When you decide what you are willing to do, tell him, and stick to it. So for example if you decide you will give him 10 quid a week, do it, but no more. If you want to do something tell him you will have a food shop for him on x day a week, or you will pay 10 a month into his mobile phone account, that type of thing. Or you are willing to feed him on such and such nights, but he must be gone by 10.

Make a list and you will feel a bit more structured and less out of control. And when he isn't there, stop yourself worrying about him, where he is, what might be happening. Just make yourself stop, you can't cope with that type of stress year after year it is too exhausting, so you have to live with the mantra "out of sight out of mind".

Two other things - firstly I have been going for counselling for the last year and it has really helped me to talk about ds to someone outside the family, and I am beginning to realise that it isn't all my fault, sometimes things happen, and you have to stop having regrets and just go from where you are now. Something similar might help you. The other thing that occurs to me from your post is that your younger children have ADHD/ASD - I'm sure you know that these things tend to run in families, so your older son might be on the spectrum which might explain (not excuse) some of his attitudes and behaviour.

My son has a diagnosis of Asperger's, and as he has got older I have realised that his AS caused his drug use, rather than his drug use causing his problems, iyswim. He suffers from anxiety and depression and self-medicates with drugs (as do a lot of people with high-functioning ASD and other mental health issues). It might be worth having a think about where the problems with your son started, and whether he might have a reason behind all his behaviour (looking at it all with fresh eyes might throw up something). I know why ds behaves as he does, which makes being dispassionate about dealing with him easier.

I don't know if this helps, but you have my sympathy smile.
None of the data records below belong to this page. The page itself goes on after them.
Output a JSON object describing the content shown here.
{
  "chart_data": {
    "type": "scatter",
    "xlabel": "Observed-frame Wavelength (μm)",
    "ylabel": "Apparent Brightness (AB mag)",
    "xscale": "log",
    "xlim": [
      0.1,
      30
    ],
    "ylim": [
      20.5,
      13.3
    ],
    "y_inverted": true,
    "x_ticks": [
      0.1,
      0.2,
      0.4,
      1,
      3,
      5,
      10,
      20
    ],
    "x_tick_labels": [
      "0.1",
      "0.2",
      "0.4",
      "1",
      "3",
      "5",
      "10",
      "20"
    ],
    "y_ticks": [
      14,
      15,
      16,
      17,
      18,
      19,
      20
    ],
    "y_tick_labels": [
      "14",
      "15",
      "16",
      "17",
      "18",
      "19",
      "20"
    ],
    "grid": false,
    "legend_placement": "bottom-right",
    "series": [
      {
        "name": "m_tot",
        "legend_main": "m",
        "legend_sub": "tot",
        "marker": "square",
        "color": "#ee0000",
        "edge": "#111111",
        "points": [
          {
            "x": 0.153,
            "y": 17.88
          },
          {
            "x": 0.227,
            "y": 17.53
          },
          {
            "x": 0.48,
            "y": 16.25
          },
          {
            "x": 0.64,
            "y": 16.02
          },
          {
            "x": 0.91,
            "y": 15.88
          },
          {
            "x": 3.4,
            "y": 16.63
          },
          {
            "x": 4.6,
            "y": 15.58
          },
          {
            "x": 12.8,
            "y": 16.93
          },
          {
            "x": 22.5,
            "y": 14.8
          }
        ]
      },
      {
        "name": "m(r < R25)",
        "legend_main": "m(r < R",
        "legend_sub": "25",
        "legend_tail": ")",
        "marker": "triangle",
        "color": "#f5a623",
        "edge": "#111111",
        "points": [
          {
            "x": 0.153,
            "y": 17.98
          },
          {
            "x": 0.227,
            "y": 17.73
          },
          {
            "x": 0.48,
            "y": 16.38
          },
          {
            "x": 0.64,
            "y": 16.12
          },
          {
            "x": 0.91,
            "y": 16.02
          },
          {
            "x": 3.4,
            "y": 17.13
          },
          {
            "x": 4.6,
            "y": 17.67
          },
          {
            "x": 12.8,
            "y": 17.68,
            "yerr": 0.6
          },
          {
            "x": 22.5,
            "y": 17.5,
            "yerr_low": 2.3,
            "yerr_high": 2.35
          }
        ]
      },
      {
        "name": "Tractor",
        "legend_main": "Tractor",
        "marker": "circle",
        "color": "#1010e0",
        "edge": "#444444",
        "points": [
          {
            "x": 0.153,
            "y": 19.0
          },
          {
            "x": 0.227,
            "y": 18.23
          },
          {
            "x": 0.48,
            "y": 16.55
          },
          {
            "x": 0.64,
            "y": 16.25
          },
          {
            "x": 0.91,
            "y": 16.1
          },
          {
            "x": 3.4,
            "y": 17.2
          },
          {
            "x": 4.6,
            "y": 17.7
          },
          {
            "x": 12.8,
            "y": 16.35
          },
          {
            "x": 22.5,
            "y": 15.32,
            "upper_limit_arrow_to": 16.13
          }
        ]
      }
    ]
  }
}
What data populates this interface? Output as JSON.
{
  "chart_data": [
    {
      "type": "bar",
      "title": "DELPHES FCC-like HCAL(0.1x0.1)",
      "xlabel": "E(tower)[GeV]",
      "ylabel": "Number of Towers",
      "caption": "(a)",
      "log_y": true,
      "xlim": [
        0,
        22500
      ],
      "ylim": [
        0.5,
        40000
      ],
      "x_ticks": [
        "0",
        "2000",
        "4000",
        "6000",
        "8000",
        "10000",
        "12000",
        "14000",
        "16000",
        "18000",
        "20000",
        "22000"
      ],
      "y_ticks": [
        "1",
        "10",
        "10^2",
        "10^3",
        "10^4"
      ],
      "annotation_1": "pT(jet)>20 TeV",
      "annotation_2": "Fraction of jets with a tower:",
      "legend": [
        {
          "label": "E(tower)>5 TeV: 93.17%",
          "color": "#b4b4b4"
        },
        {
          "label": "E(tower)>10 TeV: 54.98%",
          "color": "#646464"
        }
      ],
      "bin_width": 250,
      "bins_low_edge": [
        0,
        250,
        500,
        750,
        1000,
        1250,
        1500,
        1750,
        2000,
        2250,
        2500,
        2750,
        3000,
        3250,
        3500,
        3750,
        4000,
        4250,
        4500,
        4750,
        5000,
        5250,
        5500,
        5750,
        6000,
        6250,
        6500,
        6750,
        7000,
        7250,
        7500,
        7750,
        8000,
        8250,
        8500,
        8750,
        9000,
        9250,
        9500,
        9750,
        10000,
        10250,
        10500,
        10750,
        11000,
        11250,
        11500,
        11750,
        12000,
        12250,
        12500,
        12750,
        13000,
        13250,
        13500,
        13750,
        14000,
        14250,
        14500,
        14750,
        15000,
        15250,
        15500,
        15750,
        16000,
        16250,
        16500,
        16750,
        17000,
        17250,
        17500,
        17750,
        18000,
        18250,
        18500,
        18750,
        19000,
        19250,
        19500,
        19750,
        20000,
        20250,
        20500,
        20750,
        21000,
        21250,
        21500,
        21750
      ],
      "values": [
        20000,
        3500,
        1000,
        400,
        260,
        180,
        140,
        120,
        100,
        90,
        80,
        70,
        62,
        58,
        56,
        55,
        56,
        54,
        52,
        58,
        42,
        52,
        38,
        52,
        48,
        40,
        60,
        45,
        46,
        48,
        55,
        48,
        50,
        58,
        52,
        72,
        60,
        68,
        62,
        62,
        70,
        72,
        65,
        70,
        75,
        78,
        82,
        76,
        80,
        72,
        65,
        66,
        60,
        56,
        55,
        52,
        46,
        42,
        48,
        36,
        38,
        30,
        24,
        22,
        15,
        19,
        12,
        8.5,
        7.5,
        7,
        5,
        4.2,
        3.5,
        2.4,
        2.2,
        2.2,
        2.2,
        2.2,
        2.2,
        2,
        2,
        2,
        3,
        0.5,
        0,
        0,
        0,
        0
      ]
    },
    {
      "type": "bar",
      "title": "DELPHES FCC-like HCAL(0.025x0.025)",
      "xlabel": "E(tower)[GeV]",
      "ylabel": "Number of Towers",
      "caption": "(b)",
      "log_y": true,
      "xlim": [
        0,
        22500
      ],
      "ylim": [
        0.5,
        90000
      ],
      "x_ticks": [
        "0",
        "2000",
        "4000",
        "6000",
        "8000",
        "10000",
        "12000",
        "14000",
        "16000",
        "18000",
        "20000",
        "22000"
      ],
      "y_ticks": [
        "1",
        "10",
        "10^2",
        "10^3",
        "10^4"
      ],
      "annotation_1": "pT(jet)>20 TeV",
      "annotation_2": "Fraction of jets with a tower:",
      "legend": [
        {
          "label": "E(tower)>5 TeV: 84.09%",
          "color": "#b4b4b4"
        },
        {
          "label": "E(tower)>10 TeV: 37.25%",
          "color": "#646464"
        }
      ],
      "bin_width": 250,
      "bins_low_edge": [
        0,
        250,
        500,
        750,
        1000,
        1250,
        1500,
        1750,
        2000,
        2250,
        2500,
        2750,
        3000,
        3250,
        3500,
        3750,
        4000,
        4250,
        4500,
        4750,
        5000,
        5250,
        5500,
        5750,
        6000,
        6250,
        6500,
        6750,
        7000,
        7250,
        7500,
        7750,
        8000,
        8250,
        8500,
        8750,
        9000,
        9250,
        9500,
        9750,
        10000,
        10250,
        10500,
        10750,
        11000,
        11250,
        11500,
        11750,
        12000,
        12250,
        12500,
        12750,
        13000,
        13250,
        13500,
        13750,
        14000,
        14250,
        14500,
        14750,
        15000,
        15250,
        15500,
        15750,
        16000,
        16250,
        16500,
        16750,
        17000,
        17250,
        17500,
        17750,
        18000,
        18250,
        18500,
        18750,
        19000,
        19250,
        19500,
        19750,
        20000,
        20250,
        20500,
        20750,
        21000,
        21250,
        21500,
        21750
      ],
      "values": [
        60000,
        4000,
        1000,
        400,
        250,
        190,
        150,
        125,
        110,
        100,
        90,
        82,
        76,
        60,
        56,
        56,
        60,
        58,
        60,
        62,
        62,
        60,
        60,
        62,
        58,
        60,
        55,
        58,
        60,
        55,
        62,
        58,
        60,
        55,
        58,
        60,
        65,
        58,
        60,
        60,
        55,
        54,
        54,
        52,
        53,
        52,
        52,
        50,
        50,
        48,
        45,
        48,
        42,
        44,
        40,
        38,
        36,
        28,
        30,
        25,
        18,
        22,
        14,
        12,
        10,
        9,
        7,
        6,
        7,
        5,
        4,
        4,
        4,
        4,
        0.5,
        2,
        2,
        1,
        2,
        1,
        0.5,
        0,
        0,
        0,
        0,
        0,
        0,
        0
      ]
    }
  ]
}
purplecupcake Wed 20-Jul-11 14:06:36

You have my sympathy.. i know all to well what drugs can do to a young persons life. We went through similar kind of thing with DS.
My DS started drugs at an early age, it got so bad that i threw him out the house, I helped him get his own place.. and still then i was doing everything for him and the more i gave the more he wanted, we hit breaking point when he OD on drugs 3 times in 2 weeks and ended up setting fire to his flat .. he was arrested, he phoned me for help and pleaded with me to let him come home .. i refused to help till helped hiself.. he spent 4 months in a Young offenders. He came out of it drug free and i finally got my son back smile It broke my heart to say NO to him but it was worth it in the end

no matter how evil you think your been by cutting ties with him, sometimes its the only thing you can do

keepingupwiththejoneses Wed 20-Jul-11 16:24:45

I have decided that I will keep my contact with ds as minimal as possible. maryz I know what you mean about the asd/adhd he has been assessed and given the all clear. I have tried limiting the money I give him to food and mobile top up once a month but he would beg and beg, when I refused to give him cash he them started to get aggressive, he has never actually hit me but I am scared of him.
purple I wish he would be put in somewhere for the crimes he does but he just keeps getting off, he has an ASBO and has been on tag so I feel it is only a matter of time. I know it sounds terrible but I want him to go to prison as at least I will know where he is and that he is as safe as he can be.
I am going to speak to my dad as ds is living there at the moment, I can't carry on with the stress anymore.

purplecupcake Thu 21-Jul-11 09:17:20

To me it doesn't sound terrible that you want him to go to prison, i felt the same way, the first night my DS spent in custody was the first night i had slept peacefully in a long time smile Hang in there and stand your ground, don't let him see your scared of him.